If there is an interval of possible outcomes from \(a\) to \(b\), the probability of any subinterval from \(c\) to \(d\) is: \[\frac{d-c}{b-a}.\]

- Significance Testing
A significance test at the \(.05\) level can be described in three steps.

- State the hypothesis you want to test: the true probability of outcome X is \(p\). This is called the
*null hypothesis*. - Repeat the event over and over and count the number of times \(k\) that outcome X occurs.
- If the number \(k\) falls outside the range of outcomes expected \(95\%\) of the time, reject the null hypothesis. (Otherwise, draw no conclusion.)

For a test at the \(.01\) level, follow the same steps but check instead whether \(k\) falls outside the range of outcomes expected \(99\%\) of the time.

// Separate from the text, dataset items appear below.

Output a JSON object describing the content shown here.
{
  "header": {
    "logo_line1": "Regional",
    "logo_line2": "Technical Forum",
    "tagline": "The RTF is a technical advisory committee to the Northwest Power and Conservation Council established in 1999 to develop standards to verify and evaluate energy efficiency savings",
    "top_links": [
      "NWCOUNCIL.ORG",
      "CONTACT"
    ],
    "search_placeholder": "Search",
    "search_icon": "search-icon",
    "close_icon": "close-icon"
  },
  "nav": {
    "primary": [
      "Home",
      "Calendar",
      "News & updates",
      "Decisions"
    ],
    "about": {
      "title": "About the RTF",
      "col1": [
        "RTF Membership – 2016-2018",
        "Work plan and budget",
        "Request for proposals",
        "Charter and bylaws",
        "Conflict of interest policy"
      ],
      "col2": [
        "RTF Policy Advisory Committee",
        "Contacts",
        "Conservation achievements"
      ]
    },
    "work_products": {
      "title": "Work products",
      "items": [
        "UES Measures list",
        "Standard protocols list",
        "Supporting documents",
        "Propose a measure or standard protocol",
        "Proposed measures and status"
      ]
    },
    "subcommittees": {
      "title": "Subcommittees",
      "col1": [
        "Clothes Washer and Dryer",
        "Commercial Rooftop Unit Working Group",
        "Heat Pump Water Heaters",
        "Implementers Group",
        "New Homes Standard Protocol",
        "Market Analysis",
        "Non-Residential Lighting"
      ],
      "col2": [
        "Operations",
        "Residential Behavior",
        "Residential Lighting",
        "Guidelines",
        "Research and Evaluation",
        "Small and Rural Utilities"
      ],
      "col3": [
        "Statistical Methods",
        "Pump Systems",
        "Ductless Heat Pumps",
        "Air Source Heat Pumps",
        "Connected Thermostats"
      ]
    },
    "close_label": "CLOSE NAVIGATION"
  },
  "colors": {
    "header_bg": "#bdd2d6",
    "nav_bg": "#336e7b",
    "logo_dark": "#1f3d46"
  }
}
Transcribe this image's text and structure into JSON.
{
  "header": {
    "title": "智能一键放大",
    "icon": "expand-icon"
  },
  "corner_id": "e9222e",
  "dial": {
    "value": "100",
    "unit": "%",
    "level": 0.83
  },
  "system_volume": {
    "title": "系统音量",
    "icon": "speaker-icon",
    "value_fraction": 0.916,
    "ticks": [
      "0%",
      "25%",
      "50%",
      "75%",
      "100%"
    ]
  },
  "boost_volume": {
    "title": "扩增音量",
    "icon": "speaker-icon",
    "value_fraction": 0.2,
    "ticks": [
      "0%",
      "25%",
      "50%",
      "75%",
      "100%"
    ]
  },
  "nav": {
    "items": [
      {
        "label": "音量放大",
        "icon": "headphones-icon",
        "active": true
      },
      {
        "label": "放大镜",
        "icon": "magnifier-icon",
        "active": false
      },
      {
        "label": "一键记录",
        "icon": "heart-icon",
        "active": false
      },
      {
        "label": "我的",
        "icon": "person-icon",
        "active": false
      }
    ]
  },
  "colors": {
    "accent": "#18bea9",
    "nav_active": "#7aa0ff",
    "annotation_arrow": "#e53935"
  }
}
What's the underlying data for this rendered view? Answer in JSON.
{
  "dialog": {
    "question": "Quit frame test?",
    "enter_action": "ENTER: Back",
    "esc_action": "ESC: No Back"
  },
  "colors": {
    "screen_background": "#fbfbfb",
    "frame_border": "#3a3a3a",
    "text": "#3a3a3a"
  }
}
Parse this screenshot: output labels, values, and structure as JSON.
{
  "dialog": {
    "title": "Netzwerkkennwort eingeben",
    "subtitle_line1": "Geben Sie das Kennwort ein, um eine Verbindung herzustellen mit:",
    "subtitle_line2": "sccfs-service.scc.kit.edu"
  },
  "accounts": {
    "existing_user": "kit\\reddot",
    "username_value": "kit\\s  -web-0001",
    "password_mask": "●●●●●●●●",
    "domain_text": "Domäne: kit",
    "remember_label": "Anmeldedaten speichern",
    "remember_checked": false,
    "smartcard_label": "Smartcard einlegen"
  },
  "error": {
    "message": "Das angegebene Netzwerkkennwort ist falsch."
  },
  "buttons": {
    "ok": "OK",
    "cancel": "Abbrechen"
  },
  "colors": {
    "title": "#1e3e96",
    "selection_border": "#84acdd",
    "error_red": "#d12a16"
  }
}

- State the hypothesis you want to test: the true probability of outcome X is \(p\). This is called the
- Normal Approximation
Suppose an event has two possible outcomes, with probabilities \(p\) and \(1-p\). And suppose the event will be repeated \(n\) independent times. We define the mean \(\mu = np\) and the standard deviation \(\sigma = \sqrt{np(1-p)}\). Let \(k\) be the number of times the first outcome occurs. Then, if \(n\) is large enough:

- The probability is about \(.68\) that \(k\) will be between \(\mu - \sigma\) and \(\mu + \sigma\).
- The probability is about \(.95\) that \(k\) will be between \(\mu - 2\sigma\) and \(\mu + 2\sigma\).
- The probability is about \(.99\) that \(k\) will be between \(\mu - 3\sigma\) and \(\mu + 3\sigma\).